The Browse LNG Development concept is to commercialise the Browse Joint Venture’s three gas and condensate fields, Brecknock, Calliance and Torosa, 400km off the Kimberley coast. Gas and liquids from these fields will be brought to an onshore LNG plant at the Western Australian Government’s Browse LNG Precinct, 60 km north of Broome. Woodside's joint venture partners in Browse are Shell, BHP Billiton, BP and Chevron.[citation needed]

Sunrise LNG Development

The Greater Sunrise gas development lies in the Timor Sea north of Australia and includes the Sunrise and Troubadour fields, which were discovered in 1974. Greater Sunrise is located about 450 km north-west of Darwin and 150 km south-east of Timor-Leste. Approximately 80% of the fields lie within Australian waters, with the remainder in jointly administered waters. The Greater Sunrise fields have a total contingent dry gas resource of 5.13 Tcf and 225.9 MMbbls of condensate. The Sunrise JV participants are Woodside (operator) (33.4%), ConocoPhillips (30%), Shell (26.6%) and Osaka Gas (10%).[4][unreliable source?]

In April 2010 Shell’s floating liquefied natural gas technology was selected by the Sunrise Joint Venture for developing the Greater Sunrise gas fields in the Timor Sea. The Woodside-operated JV is now seeking to engage regulators on the concept selection process.[5]

Criticism

In February 2006, the Mauritanian government led by Ely Ould Mohamed Vall denounced amendments to an oil contract made by former authoritarian leader Maaouya Ould Sid'Ahmed Taya with Woodside Petroleum. In 2004, Woodside had agreed to invest US$ 600 million in developing Mauritania's Chinguetti offshore oil project.
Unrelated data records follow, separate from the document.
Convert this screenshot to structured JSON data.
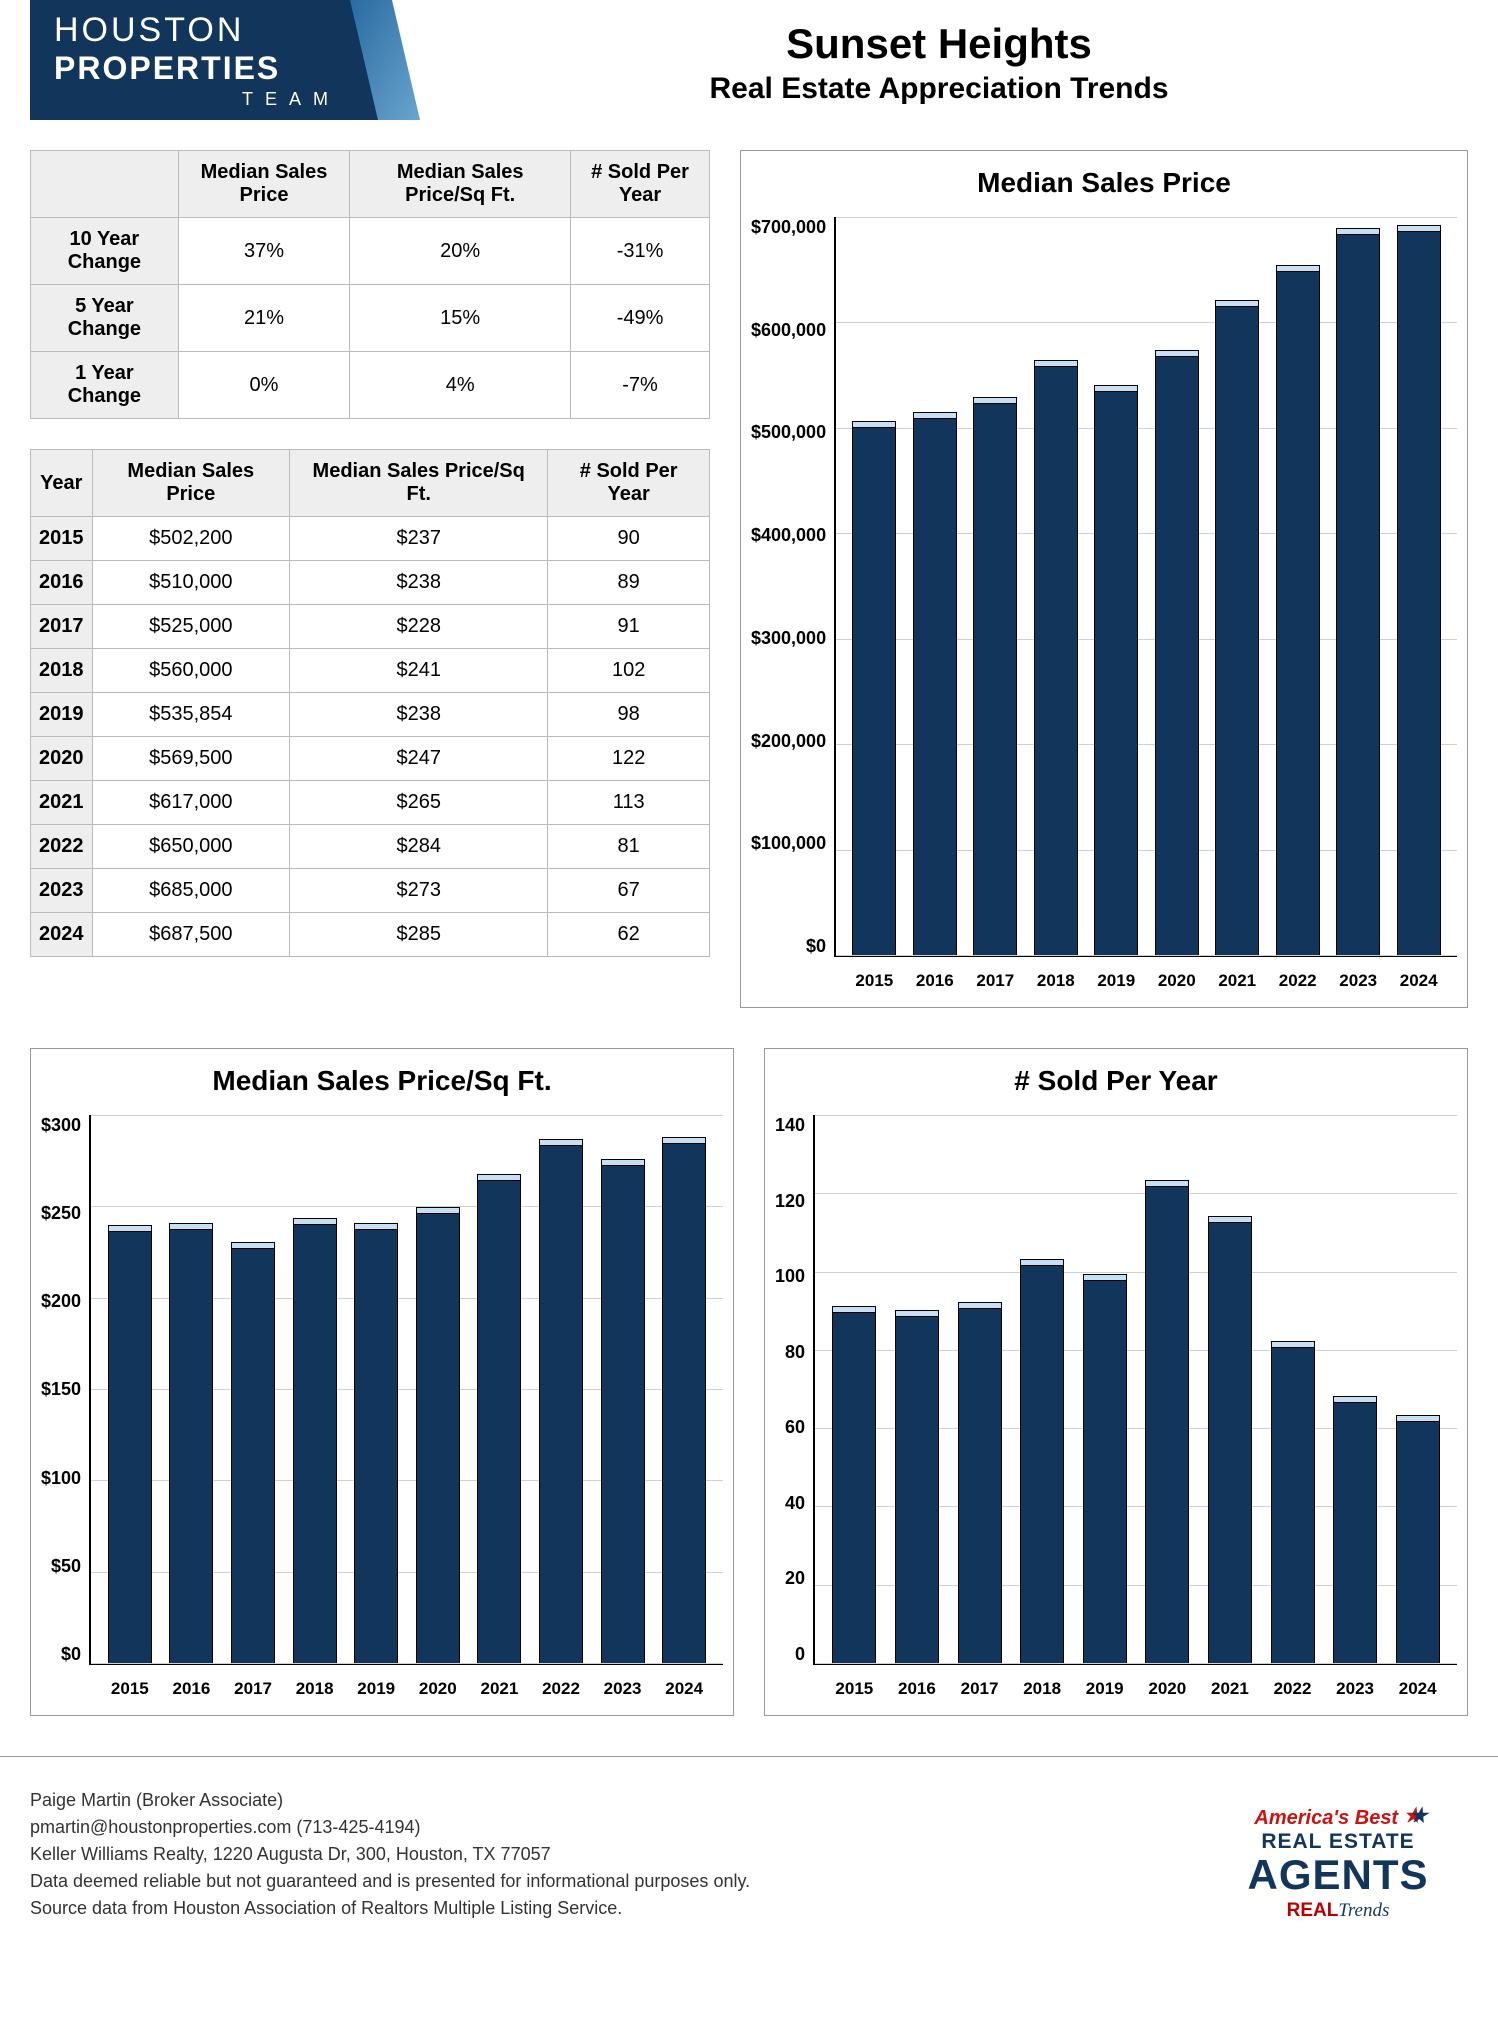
{
  "logo": {
    "line1": "HOUSTON",
    "line2": "PROPERTIES",
    "line3": "TEAM",
    "bg_color": "#12365b",
    "text_color": "#ffffff"
  },
  "title": {
    "main": "Sunset Heights",
    "sub": "Real Estate Appreciation Trends"
  },
  "summary_table": {
    "columns": [
      "",
      "Median Sales Price",
      "Median Sales Price/Sq Ft.",
      "# Sold Per Year"
    ],
    "rows": [
      {
        "label": "10 Year Change",
        "v1": "37%",
        "v2": "20%",
        "v3": "-31%"
      },
      {
        "label": "5 Year Change",
        "v1": "21%",
        "v2": "15%",
        "v3": "-49%"
      },
      {
        "label": "1 Year Change",
        "v1": "0%",
        "v2": "4%",
        "v3": "-7%"
      }
    ]
  },
  "yearly_table": {
    "columns": [
      "Year",
      "Median Sales Price",
      "Median Sales Price/Sq Ft.",
      "# Sold Per Year"
    ],
    "rows": [
      {
        "year": "2015",
        "price": "$502,200",
        "psf": "$237",
        "sold": "90"
      },
      {
        "year": "2016",
        "price": "$510,000",
        "psf": "$238",
        "sold": "89"
      },
      {
        "year": "2017",
        "price": "$525,000",
        "psf": "$228",
        "sold": "91"
      },
      {
        "year": "2018",
        "price": "$560,000",
        "psf": "$241",
        "sold": "102"
      },
      {
        "year": "2019",
        "price": "$535,854",
        "psf": "$238",
        "sold": "98"
      },
      {
        "year": "2020",
        "price": "$569,500",
        "psf": "$247",
        "sold": "122"
      },
      {
        "year": "2021",
        "price": "$617,000",
        "psf": "$265",
        "sold": "113"
      },
      {
        "year": "2022",
        "price": "$650,000",
        "psf": "$284",
        "sold": "81"
      },
      {
        "year": "2023",
        "price": "$685,000",
        "psf": "$273",
        "sold": "67"
      },
      {
        "year": "2024",
        "price": "$687,500",
        "psf": "$285",
        "sold": "62"
      }
    ]
  },
  "chart_price": {
    "type": "bar",
    "title": "Median Sales Price",
    "categories": [
      "2015",
      "2016",
      "2017",
      "2018",
      "2019",
      "2020",
      "2021",
      "2022",
      "2023",
      "2024"
    ],
    "values": [
      502200,
      510000,
      525000,
      560000,
      535854,
      569500,
      617000,
      650000,
      685000,
      687500
    ],
    "ylim": [
      0,
      700000
    ],
    "ytick_step": 100000,
    "yticks": [
      "$700,000",
      "$600,000",
      "$500,000",
      "$400,000",
      "$300,000",
      "$200,000",
      "$100,000",
      "$0"
    ],
    "bar_color": "#12365b",
    "grid_color": "#d0d0d0",
    "background_color": "#ffffff"
  },
  "chart_psf": {
    "type": "bar",
    "title": "Median Sales Price/Sq Ft.",
    "categories": [
      "2015",
      "2016",
      "2017",
      "2018",
      "2019",
      "2020",
      "2021",
      "2022",
      "2023",
      "2024"
    ],
    "values": [
      237,
      238,
      228,
      241,
      238,
      247,
      265,
      284,
      273,
      285
    ],
    "ylim": [
      0,
      300
    ],
    "ytick_step": 50,
    "yticks": [
      "$300",
      "$250",
      "$200",
      "$150",
      "$100",
      "$50",
      "$0"
    ],
    "bar_color": "#12365b",
    "grid_color": "#d0d0d0"
  },
  "chart_sold": {
    "type": "bar",
    "title": "# Sold Per Year",
    "categories": [
      "2015",
      "2016",
      "2017",
      "2018",
      "2019",
      "2020",
      "2021",
      "2022",
      "2023",
      "2024"
    ],
    "values": [
      90,
      89,
      91,
      102,
      98,
      122,
      113,
      81,
      67,
      62
    ],
    "ylim": [
      0,
      140
    ],
    "ytick_step": 20,
    "yticks": [
      "140",
      "120",
      "100",
      "80",
      "60",
      "40",
      "20",
      "0"
    ],
    "bar_color": "#12365b",
    "grid_color": "#d0d0d0"
  },
  "footer": {
    "line1": "Paige Martin (Broker Associate)",
    "line2": "pmartin@houstonproperties.com (713-425-4194)",
    "line3": "Keller Williams Realty, 1220 Augusta Dr, 300, Houston, TX 77057",
    "line4": "Data deemed reliable but not guaranteed and is presented for informational purposes only.",
    "line5": "Source data from Houston Association of Realtors Multiple Listing Service."
  },
  "badge": {
    "line1": "America's Best",
    "line2": "REAL ESTATE",
    "line3": "AGENTS",
    "line4a": "REAL",
    "line4b": "Trends"
  }
}
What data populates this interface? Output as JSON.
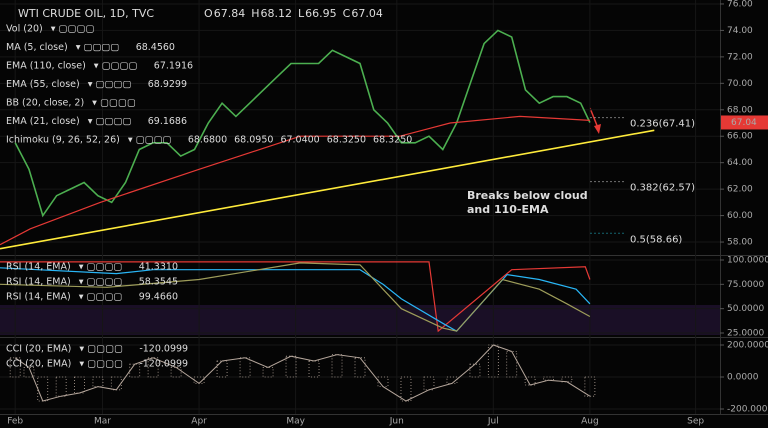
{
  "chart_data": [
    {
      "type": "line",
      "title": "WTI CRUDE OIL, 1D, TVC",
      "ohlc": [
        {
          "name": "O",
          "label": "67.84"
        },
        {
          "name": "H",
          "label": "68.12"
        },
        {
          "name": "L",
          "label": "66.95"
        },
        {
          "name": "C",
          "label": "67.04"
        }
      ],
      "legend": [
        {
          "name": "Vol (20)",
          "value_labels": [],
          "colors": []
        },
        {
          "name": "MA (5, close)",
          "value_labels": [
            "68.4560"
          ],
          "colors": [
            "#ffeb3b"
          ]
        },
        {
          "name": "EMA (110, close)",
          "value_labels": [
            "67.1916"
          ],
          "colors": [
            "#e53935"
          ]
        },
        {
          "name": "EMA (55, close)",
          "value_labels": [
            "68.9299"
          ],
          "colors": [
            "#dddddd"
          ]
        },
        {
          "name": "BB (20, close, 2)",
          "value_labels": [],
          "colors": []
        },
        {
          "name": "EMA (21, close)",
          "value_labels": [
            "69.1686"
          ],
          "colors": [
            "#dddddd"
          ]
        },
        {
          "name": "Ichimoku (9, 26, 52, 26)",
          "value_labels": [
            "68.6800",
            "68.0950",
            "67.0400",
            "68.3250",
            "68.3250"
          ],
          "colors": [
            "#29b6f6",
            "#e53935",
            "#8bc34a",
            "#8bc34a",
            "#e0e0e0"
          ]
        }
      ],
      "xlim": [
        -3.3,
        153.3
      ],
      "xticks": [
        {
          "value": 0,
          "label": "Feb"
        },
        {
          "value": 19,
          "label": "Mar"
        },
        {
          "value": 40,
          "label": "Apr"
        },
        {
          "value": 61,
          "label": "May"
        },
        {
          "value": 83,
          "label": "Jun"
        },
        {
          "value": 104,
          "label": "Jul"
        },
        {
          "value": 125,
          "label": "Aug"
        },
        {
          "value": 148,
          "label": "Sep"
        }
      ],
      "ylim": [
        57.02,
        76.3
      ],
      "yticks": [
        {
          "value": 58,
          "label": "58.00"
        },
        {
          "value": 60,
          "label": "60.00"
        },
        {
          "value": 62,
          "label": "62.00"
        },
        {
          "value": 64,
          "label": "64.00"
        },
        {
          "value": 66,
          "label": "66.00"
        },
        {
          "value": 68,
          "label": "68.00"
        },
        {
          "value": 70,
          "label": "70.00"
        },
        {
          "value": 72,
          "label": "72.00"
        },
        {
          "value": 74,
          "label": "74.00"
        },
        {
          "value": 76,
          "label": "76.00"
        }
      ],
      "last": {
        "value": 67.04,
        "label": "67.04"
      },
      "series": [
        {
          "color": "#4caf50",
          "x": [
            0,
            3,
            6,
            9,
            12,
            15,
            18,
            21,
            24,
            27,
            30,
            33,
            36,
            39,
            42,
            45,
            48,
            51,
            54,
            57,
            60,
            63,
            66,
            69,
            72,
            75,
            78,
            81,
            84,
            87,
            90,
            93,
            96,
            99,
            102,
            105,
            108,
            111,
            114,
            117,
            120,
            123,
            125
          ],
          "values": [
            65.5,
            63.5,
            60,
            61.5,
            62,
            62.5,
            61.5,
            61,
            62.5,
            65,
            65.5,
            65.5,
            64.5,
            65,
            67,
            68.5,
            67.5,
            68.5,
            69.5,
            70.5,
            71.5,
            71.5,
            71.5,
            72.5,
            72,
            71.5,
            68,
            67,
            65.5,
            65.5,
            66,
            65,
            67,
            70,
            73,
            74,
            73.5,
            69.5,
            68.5,
            69,
            69,
            68.5,
            67.04
          ]
        },
        {
          "color": "#e53935",
          "x": [
            -3.3,
            3.3,
            18.5,
            40,
            62,
            83.7,
            94.6,
            109.8,
            125
          ],
          "values": [
            57.8,
            59,
            61,
            63.5,
            66,
            66,
            67,
            67.5,
            67.2
          ]
        }
      ],
      "trendline": {
        "color": "#ffeb3b",
        "x": [
          -3.3,
          139
        ],
        "values": [
          57.5,
          66.45
        ]
      },
      "fib": [
        {
          "label": "0.236(67.41)",
          "value": 67.41,
          "color": "#dddddd"
        },
        {
          "label": "0.382(62.57)",
          "value": 62.57,
          "color": "#dddddd"
        },
        {
          "label": "0.5(58.66)",
          "value": 58.66,
          "color": "#26c6da"
        }
      ],
      "annotation": [
        "Breaks below cloud",
        "and 110-EMA"
      ]
    },
    {
      "type": "line",
      "legend": [
        {
          "name": "RSI (14, EMA)",
          "value_labels": [
            "41.3310"
          ],
          "colors": [
            "#8bc34a"
          ]
        },
        {
          "name": "RSI (14, EMA)",
          "value_labels": [
            "58.3545"
          ],
          "colors": [
            "#29b6f6"
          ]
        },
        {
          "name": "RSI (14, EMA)",
          "value_labels": [
            "99.4660"
          ],
          "colors": [
            "#e53935"
          ]
        }
      ],
      "xlim": [
        -3.3,
        153.3
      ],
      "ylim": [
        20.9,
        104.1
      ],
      "yticks": [
        {
          "value": 25,
          "label": "25.0000"
        },
        {
          "value": 50,
          "label": "50.0000"
        },
        {
          "value": 75,
          "label": "75.0000"
        },
        {
          "value": 100,
          "label": "100.0000"
        }
      ],
      "series": [
        {
          "color": "#e53935",
          "x": [
            -3.3,
            90,
            92,
            108,
            124,
            125
          ],
          "values": [
            98,
            98,
            27,
            90,
            93,
            80
          ]
        },
        {
          "color": "#29b6f6",
          "x": [
            -3.3,
            22,
            30,
            75,
            80,
            84,
            93,
            96,
            107,
            114,
            122,
            125
          ],
          "values": [
            92,
            86,
            90,
            90,
            75,
            60,
            35,
            27,
            85,
            80,
            70,
            55
          ]
        },
        {
          "color": "#9e9d5a",
          "x": [
            -3.3,
            20,
            40,
            62,
            75,
            84,
            93,
            96,
            106,
            114,
            120,
            125
          ],
          "values": [
            75,
            72,
            80,
            97,
            95,
            50,
            30,
            27,
            80,
            70,
            55,
            42
          ]
        }
      ]
    },
    {
      "type": "bar",
      "legend": [
        {
          "name": "CCI (20, EMA)",
          "value_labels": [
            "-120.0999"
          ],
          "colors": [
            "#cccccc"
          ]
        },
        {
          "name": "CCI (20, EMA)",
          "value_labels": [
            "-120.0999"
          ],
          "colors": [
            "#ffeb3b"
          ]
        }
      ],
      "xlim": [
        -3.3,
        153.3
      ],
      "ylim": [
        -231.25,
        243.75
      ],
      "yticks": [
        {
          "value": -200,
          "label": "-200.0000"
        },
        {
          "value": 0,
          "label": "0.0000"
        },
        {
          "value": 200,
          "label": "200.0000"
        }
      ],
      "series": [
        {
          "color": "#b5a69b",
          "x": [
            0,
            3,
            6,
            10,
            14,
            18,
            22,
            26,
            30,
            35,
            40,
            45,
            50,
            55,
            60,
            65,
            70,
            75,
            80,
            85,
            90,
            95,
            100,
            104,
            108,
            112,
            116,
            120,
            125
          ],
          "values": [
            120,
            60,
            -150,
            -120,
            -100,
            -60,
            -80,
            80,
            120,
            60,
            -40,
            100,
            120,
            60,
            130,
            100,
            140,
            120,
            -60,
            -150,
            -80,
            -40,
            80,
            200,
            160,
            -50,
            -20,
            -30,
            -120
          ]
        }
      ]
    }
  ]
}
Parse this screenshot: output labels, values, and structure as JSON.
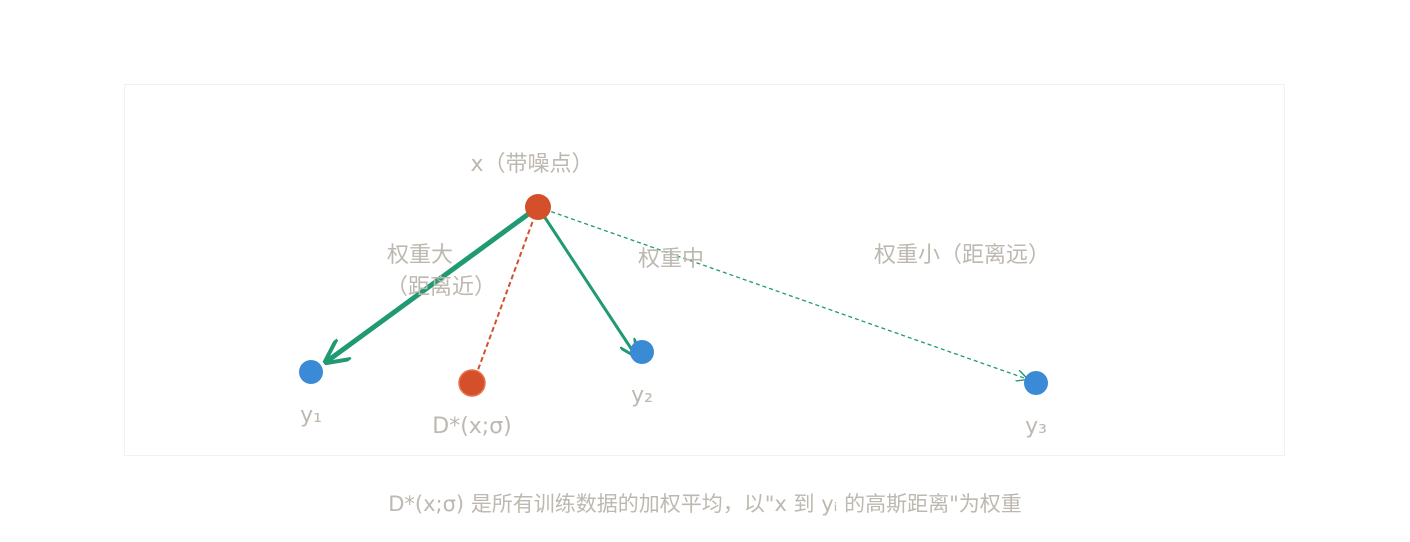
{
  "nodes": [
    {
      "label": "x（带噪点）"
    },
    {
      "label": "y₁"
    },
    {
      "label": "y₂"
    },
    {
      "label": "y₃"
    },
    {
      "label": "D*(x;σ)"
    }
  ],
  "edges": [
    {
      "label": [
        "权重大",
        "（距离近）"
      ]
    },
    {
      "label": "权重中"
    },
    {
      "label": "权重小（距离远）"
    }
  ],
  "caption": "D*(x;σ) 是所有训练数据的加权平均，以\"x 到 yᵢ 的高斯距离\"为权重"
}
The controversial amendments, which Mauritanian authorities declared had been signed "outside the legal framework of normal practice, to the great detriment of our country", could cost Mauritania up to $200 million a year, according to BBC News.[6] The Australian Federal Police in June 2006 were investigating Woodside for allegations of bribery and corruption in Mauritania according to the Sydney Morning Herald[7][8]. The AFP officially cleared the company of any wrongdoing in May 2008.[citation needed]

In 2006-2007, as part of the Pluto LNG project, Woodside faced opposition over plans to build an onshore processing plant on the Burrup Peninsula in Western Australia, as the site is home to significant petroglyphs up to 30,000 years old.[9]

It has been suggested that intense lobbying by Woodside Petroleum contributed to the coalition Howard government's initial decision against emissions trading in August 2000[10]. The company also opposed the Rudd Labor government's Carbon Pollution Reduction Scheme in 2009.[11]

Woodside is among six companies accused of making deceptive public statements in an attempt to get free carbon permits. The Australian Conservation Foundation says the companies exaggerated in public, but told a different story to their shareholders and investors. In June 2009, the ACF lodged an official complaint with the Federal consumer affairs watchdog asking that the matter be investigated.[12] The Australian Competition and Consumer Commission took no action against the companies.[13]